The full moon sent silver light down through the skylight above his head. He saw the white rondel of it clearly through the fronds of the ferns. His head hurt, and his burned hands, but not so much as the empty place inside him, or the guilt - the terrible guilt.

'Lendel, 'Lendel - my fault.

He heard someone breathing beside him; a Mindtouch confirmed that it was Moondance. He did not want to talk with anyone right now; he just wanted to be left aJone. He started to turn his face to the wall, when the soft, oddly young-sounding voice froze him in place.

"I would tell you of a thing - "

Vanyel wet his lips, and turned his head on the pillow to look at the argent-and-black figure seated beside him on one of the strange "chairs" he favored.

Moondance might have been a statue; a silvered god sitting with one leg curled beneath him, resting his crossed arms on his upraised knee, face tilted up to the moon. Moonlight flowed over him in a flood of liquid silver.

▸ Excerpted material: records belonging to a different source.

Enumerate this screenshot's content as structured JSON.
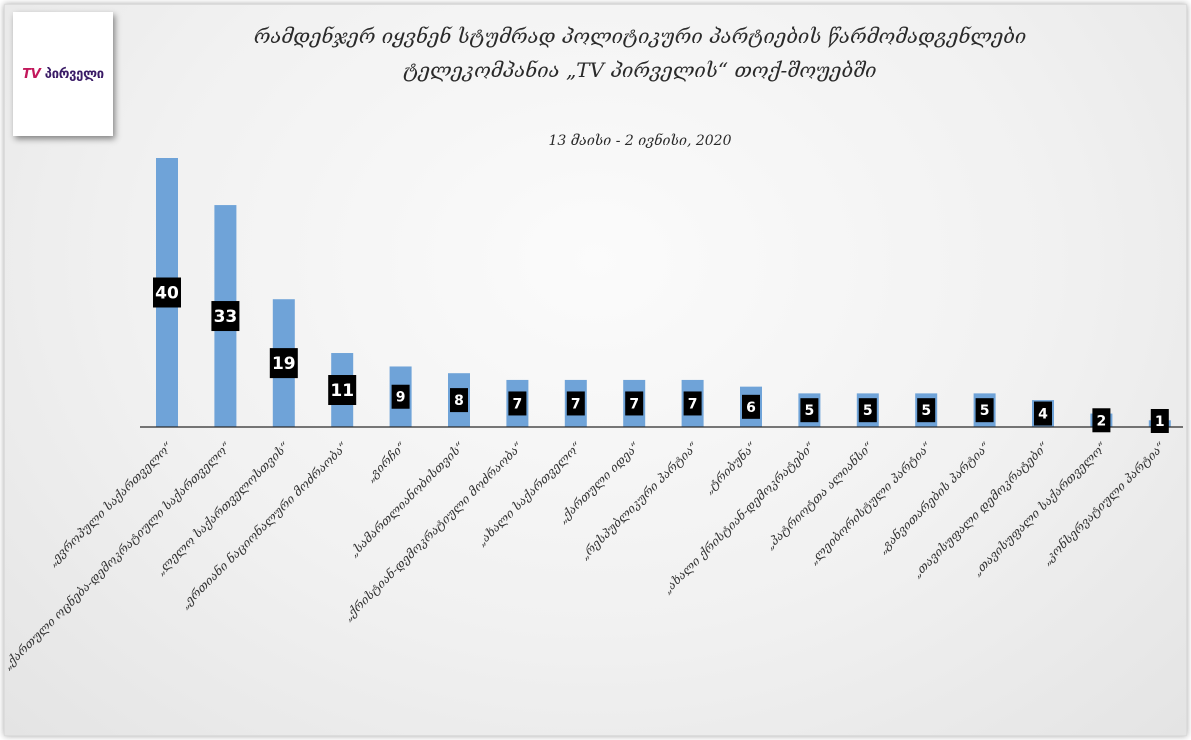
{
  "logo": {
    "tv": "TV",
    "name": "პირველი"
  },
  "chart_data": {
    "type": "bar",
    "title_line1": "რამდენჯერ იყვნენ სტუმრად პოლიტიკური პარტიების წარმომადგენლები",
    "title_line2": "ტელეკომპანია „TV პირველის“ თოქ-შოუებში",
    "subtitle": "13 მაისი - 2 ივნისი, 2020",
    "categories": [
      "„ევროპული საქართველო“",
      "„ქართული ოცნება-დემოკრატიული საქართველო“",
      "„ლელო საქართველოსთვის“",
      "„ერთიანი ნაციონალური მოძრაობა“",
      "„გირჩი“",
      "„სამართლიანობისთვის“",
      "„ქრისტიან-დემოკრატიული მოძრაობა“",
      "„ახალი საქართველო“",
      "„ქართული იდეა“",
      "„რესპუბლიკური პარტია“",
      "„ტრიბუნა“",
      "„ახალი ქრისტიან-დემოკრატები“",
      "„პატრიოტთა ალიანსი“",
      "„ლეიბორისტული პარტია“",
      "„განვითარების პარტია“",
      "„თავისუფალი დემოკრატები“",
      "„თავისუფალი საქართველო“",
      "„კონსერვატიული პარტია“"
    ],
    "values": [
      40,
      33,
      19,
      11,
      9,
      8,
      7,
      7,
      7,
      7,
      6,
      5,
      5,
      5,
      5,
      4,
      2,
      1
    ],
    "ylim": [
      0,
      42
    ],
    "grid": false,
    "legend": "none",
    "colors": {
      "bar": "#6fa3d8",
      "label_box": "#000000",
      "label_text": "#ffffff"
    }
  }
}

"There was a boy," Moondance said, quietly. "His name was Tallo. His parents were farmers, simple people, good people in their way, really. Very tied to their ways, to their land, to the cycle of the seasons. This Tallo… was not. He felt things inside him that were at odds with the life they had. They did not understand their son, who wanted more than just the fields and the harvests. They did love him, though. They tried to understand. They got him learning, as best they could; they tried to interest the priest in him. They didn't know that what the boy felt inside himself was something other than a vocation. It was power, but power of another sort than the priest's. The boy learned at last from the books that the priest found for him that what he had was what was commonly called magic, and from those few books and the tales he heard, he tried to learn what to do with it. This made him - very different from his former friends, and he began to walk alone. His parents did not understand this need for solitude, they did not understand the strange paths he had begun to walk, and they tried to force him back to the ways of his fathers. There were - arguments. Anger, a great deal of it, on both sides. And there was another thing. They wished him to wed and begin a family. But the boy Tallo had no yearning toward young women - but young men - that was another tale."

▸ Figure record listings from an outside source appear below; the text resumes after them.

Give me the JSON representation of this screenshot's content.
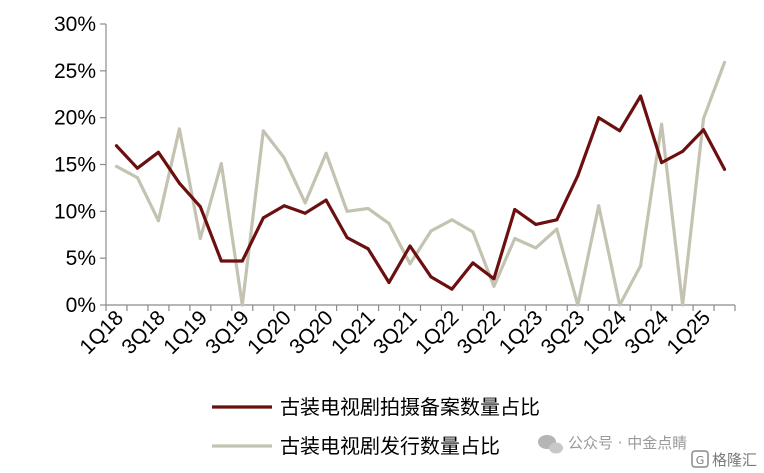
{
  "chart_data": {
    "type": "line",
    "title": "",
    "xlabel": "",
    "ylabel": "",
    "ylim": [
      0,
      30
    ],
    "y_ticks": [
      0,
      5,
      10,
      15,
      20,
      25,
      30
    ],
    "y_tick_format": "percent",
    "x": [
      "1Q18",
      "2Q18",
      "3Q18",
      "4Q18",
      "1Q19",
      "2Q19",
      "3Q19",
      "4Q19",
      "1Q20",
      "2Q20",
      "3Q20",
      "4Q20",
      "1Q21",
      "2Q21",
      "3Q21",
      "4Q21",
      "1Q22",
      "2Q22",
      "3Q22",
      "4Q22",
      "1Q23",
      "2Q23",
      "3Q23",
      "4Q23",
      "1Q24",
      "2Q24",
      "3Q24",
      "4Q24",
      "1Q25",
      "2Q25"
    ],
    "x_tick_labels": [
      "1Q18",
      "3Q18",
      "1Q19",
      "3Q19",
      "1Q20",
      "3Q20",
      "1Q21",
      "3Q21",
      "1Q22",
      "3Q22",
      "1Q23",
      "3Q23",
      "1Q24",
      "3Q24",
      "1Q25"
    ],
    "grid": false,
    "legend_position": "bottom",
    "series": [
      {
        "name": "古装电视剧拍摄备案数量占比",
        "color": "#6b0f0f",
        "values": [
          17.0,
          14.6,
          16.3,
          13.0,
          10.5,
          4.7,
          4.7,
          9.3,
          10.6,
          9.8,
          11.2,
          7.2,
          6.0,
          2.4,
          6.3,
          3.0,
          1.7,
          4.5,
          2.8,
          10.2,
          8.6,
          9.1,
          13.8,
          20.0,
          18.6,
          22.3,
          15.2,
          16.4,
          18.7,
          14.5
        ]
      },
      {
        "name": "古装电视剧发行数量占比",
        "color": "#c4c3b1",
        "values": [
          14.8,
          13.6,
          9.0,
          18.8,
          7.1,
          15.1,
          0.0,
          18.6,
          15.7,
          10.9,
          16.2,
          10.0,
          10.3,
          8.7,
          4.4,
          7.9,
          9.1,
          7.8,
          2.0,
          7.1,
          6.1,
          8.1,
          0.0,
          10.6,
          0.0,
          4.2,
          19.3,
          0.0,
          19.9,
          25.9
        ]
      }
    ]
  },
  "watermark": {
    "text": "公众号 · 中金点睛",
    "logo_text": "格隆汇"
  }
}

Moondance sighed, and in the moonlight Vanyel saw something glittering wetly on his eyelashes. "Then, the summer of the worst of the arguments, there came a troupe of gleemen to the village. And there was a young man among them, a very handsome young man, and the boy Tallo found that he was not the only young man in the world who had yearnings for his own sex. They quickly became lovers - Tallo thought he had never been so happy. He planned to leave with the gleemen, to run away and join them when they left his village, and his lover encouraged this. But it happened that they were found together. The parents, the priest, the entire village was most wroth, for such a thing as shay'a'chern was forbidden even to speak of, much less to be. They - beat Tallo, very badly; they beat the young gleeman, then they cast Tallo and his lover out of the village. Then it was that the young gleeman spurned Tallo, said in anger and in pain what he did not truly mean, that he wanted nothing of him. And Tallo became wild with rage. He, too, was in pain; he had suffered for this lover, been cast out of home and family for his sake, and now he had been rejected - and he called the lightning down with his half-learned magic. He did not mean to do anything more than frighten the young man - but that was not what happened. He killed him; struck him dead with the power that he could not control."